What the author wrote sounds so much like my life. I got my first migraine at 15. At that time though they only came once a year to every six months. By the time I was 18 they were becoming more and more frequent. When I hit my 20’s I started suffering from Chronic Migraine.
I’m now 34 and have been living with chronic daily headaches and intermittent migraines (with a host of symptoms), for more than 11 years. I wake up with a headache, go about my day (if at all possible with a headache), go to bed with a headache and then the cycle starts again the next day. I am ALWAYS in pain. I NEVER get any relief and I suffer AT LEAST one migraine per week – migraines with severe to excruciating headache and silent migraines. I spend 80% of my life at home, in the dark and in bed :(.
We’re not sure if I’m in a perpetual cycle of migraine or if they are intermittent as one doctor described them.
Since I never have any relief, my husband and I – and my parents before that – haven’t been able to decipher my triggers other than sunlight, changes in barometric pressure and not eating on time.
As you can imagine, my circumstances are very frustrating and depressing. I’ve become a completely different person. I’m now terribly self-conscious. I’m becoming more and more reclusive and I’m becoming a germaphobe – which is ironic because I can barely do chores lol :).

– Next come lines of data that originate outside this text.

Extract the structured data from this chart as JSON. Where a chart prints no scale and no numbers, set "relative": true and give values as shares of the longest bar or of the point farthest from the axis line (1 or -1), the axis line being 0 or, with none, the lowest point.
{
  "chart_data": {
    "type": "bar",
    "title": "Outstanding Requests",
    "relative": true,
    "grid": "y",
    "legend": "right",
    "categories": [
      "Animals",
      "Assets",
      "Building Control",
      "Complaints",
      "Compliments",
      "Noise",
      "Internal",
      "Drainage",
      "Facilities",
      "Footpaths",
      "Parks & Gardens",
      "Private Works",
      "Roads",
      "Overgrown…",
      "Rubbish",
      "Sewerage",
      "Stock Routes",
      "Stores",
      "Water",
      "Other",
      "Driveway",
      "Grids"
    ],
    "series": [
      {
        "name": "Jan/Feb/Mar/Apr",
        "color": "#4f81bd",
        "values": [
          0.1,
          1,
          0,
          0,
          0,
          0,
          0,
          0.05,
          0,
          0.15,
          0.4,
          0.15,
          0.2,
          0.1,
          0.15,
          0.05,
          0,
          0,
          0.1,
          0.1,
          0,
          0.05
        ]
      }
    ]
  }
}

Over the years I have had MRIs, Angiograms, CAT Scans, seen a number of neurologists, chiropractors, ear, nose and throat specialists and the list goes on, all to no avail. In fact, a few of my migraine episodes were so severe that I had to go to the hospital. Whatever they gave me on those occasions put me to sleep, but when I woke up the pulsing migraine headache was gone, but the regular headache was still there. I jokingly call my daily headache, “the Energizer Bunny,” because “it just keeps going and going and going …” :).
“Anyhoo” I feel like I’m rambling now. If you got this far thanks for sticking with me :). I hope one day to write an article stating what I did to beat this vicious disease. Until then I will continue searching for and placing the pieces of my migraine puzzle.